Our constraints were already defined to be polynomials acting row-wise on our tables. These are mathematical objects in their own right.

Thus, it is not hard to mathematically formulate the condition whereby the prover's tables satisfy their constraints. We fix a particular table, populated during a prover attempt in such a way that it has $2^\ell$ rows, let's say. We write $t_0, \ldots t_{n - 1}$ for this table's columns, suitably reinterpreted as multilinears; here, each $t_i(X_0, \ldots , X_{\ell - 1})$ is an $\ell$ -variate multilinear over an appropriate field (i.e., the field of definition of the relevant column). Finally, we write $c_0, \ldots , c_{m - 1}$ for the table's constraints. Each of these is a $n$ -variate polynomial, defined over the indeterminates $Z_0, \ldots , Z_{n - 1}$ , say. The table's satisfaction of its constraints amounts to the condition whereby, for each constraint $j \in \{0, \ldots , m - 1\}$ , the $\ell$ -variate composition polynomial

\begin{equation*}C_j(t_0(X_0, \ldots , X_{\ell - 1}), \ldots, t_{n - 1}(X_0, \ldots , X_{\ell - 1}))\end{equation*}

vanishes identically on the cube $\mathcal{B}_\ell$ .

This is precisely the condition that the zerocheck is designed to process. That is, that protocol reduces vanishing claims like this into evaluation claims, amenable to our cryptographic techniques.

Channel balancing

Channels, under the hood, are essentially pairs of dueling multisets. A multiset is a list of elements, in which the unique items are counted, as is the number of times each item appears (its multiplicity), but the order of the elements is not counted.

To check whether any given channel balances, then, it's enough to simply running a multiset-check. As we explain in our reductions section, we know exactly how to evaluate these checks—or more precisely, how to reduce them to grand-product claims, themselves amenable to our GKR-based grand-product argument.

Flushing rules

The catch is that the particular multisets involved in each channel-balancing check will not—in almost all interesting cases—be simple committed multilinears. Rather, they will be populated by flushing rules. Indeed, in general, each multiset at hand will contain not just elements but tuples; moreover, it will have "received" its tuples from many different sources, at the hands of many different flushing rules. That is, in general, many different flushing rules will contribute elements to each given, particular multiset (by pushing or pulling to that multiset's channel, as the case may be).

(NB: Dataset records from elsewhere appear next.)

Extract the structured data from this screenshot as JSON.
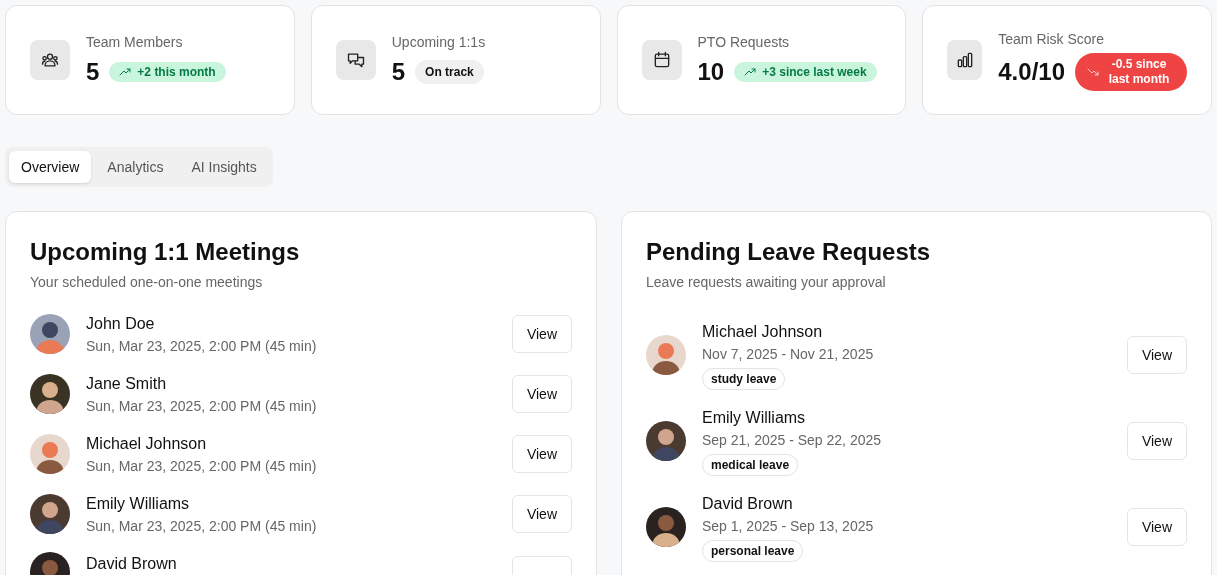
{
  "stats": [
    {
      "label": "Team Members",
      "value": "5",
      "badge": {
        "kind": "up",
        "text": "+2 this month"
      }
    },
    {
      "label": "Upcoming 1:1s",
      "value": "5",
      "badge": {
        "kind": "neutral",
        "text": "On track"
      }
    },
    {
      "label": "PTO Requests",
      "value": "10",
      "badge": {
        "kind": "up",
        "text": "+3 since last week"
      }
    },
    {
      "label": "Team Risk Score",
      "value": "4.0/10",
      "badge": {
        "kind": "down",
        "text": "-0.5 since last month"
      }
    }
  ],
  "tabs": [
    {
      "label": "Overview",
      "selected": true
    },
    {
      "label": "Analytics",
      "selected": false
    },
    {
      "label": "AI Insights",
      "selected": false
    }
  ],
  "meetings": {
    "title": "Upcoming 1:1 Meetings",
    "subtitle": "Your scheduled one-on-one meetings",
    "items": [
      {
        "name": "John Doe",
        "when": "Sun, Mar 23, 2025, 2:00 PM (45 min)",
        "action": "View"
      },
      {
        "name": "Jane Smith",
        "when": "Sun, Mar 23, 2025, 2:00 PM (45 min)",
        "action": "View"
      },
      {
        "name": "Michael Johnson",
        "when": "Sun, Mar 23, 2025, 2:00 PM (45 min)",
        "action": "View"
      },
      {
        "name": "Emily Williams",
        "when": "Sun, Mar 23, 2025, 2:00 PM (45 min)",
        "action": "View"
      },
      {
        "name": "David Brown"
      }
    ]
  },
  "leave": {
    "title": "Pending Leave Requests",
    "subtitle": "Leave requests awaiting your approval",
    "items": [
      {
        "name": "Michael Johnson",
        "dates": "Nov 7, 2025 - Nov 21, 2025",
        "type": "study leave",
        "action": "View"
      },
      {
        "name": "Emily Williams",
        "dates": "Sep 21, 2025 - Sep 22, 2025",
        "type": "medical leave",
        "action": "View"
      },
      {
        "name": "David Brown",
        "dates": "Sep 1, 2025 - Sep 13, 2025",
        "type": "personal leave",
        "action": "View"
      }
    ]
  }
}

In our section on virtual polynomials, we describe these ideas at length. That is, we describe how one can flush not just committed columns, but "virtual" columns which derive from these in arbitrary ways. One can also assemble aggregate multisets, which accrue members from many different virtual columns.

Stepping Back

In each of the above steps, we reduced the relevant M3 component to a cryptographic problem, treatable using our tools for those problems. The point though is that, after those reductions themselves are fully unwound, the work will be succinct for the verifier, and efficient (say, quasilinear) for the prover. This means that we can use M3 as our "lingua franca"—that is, as the top-level arithmetization language in which we capture our problems—assured all the while that we will be able to efficiently evaluate its instances.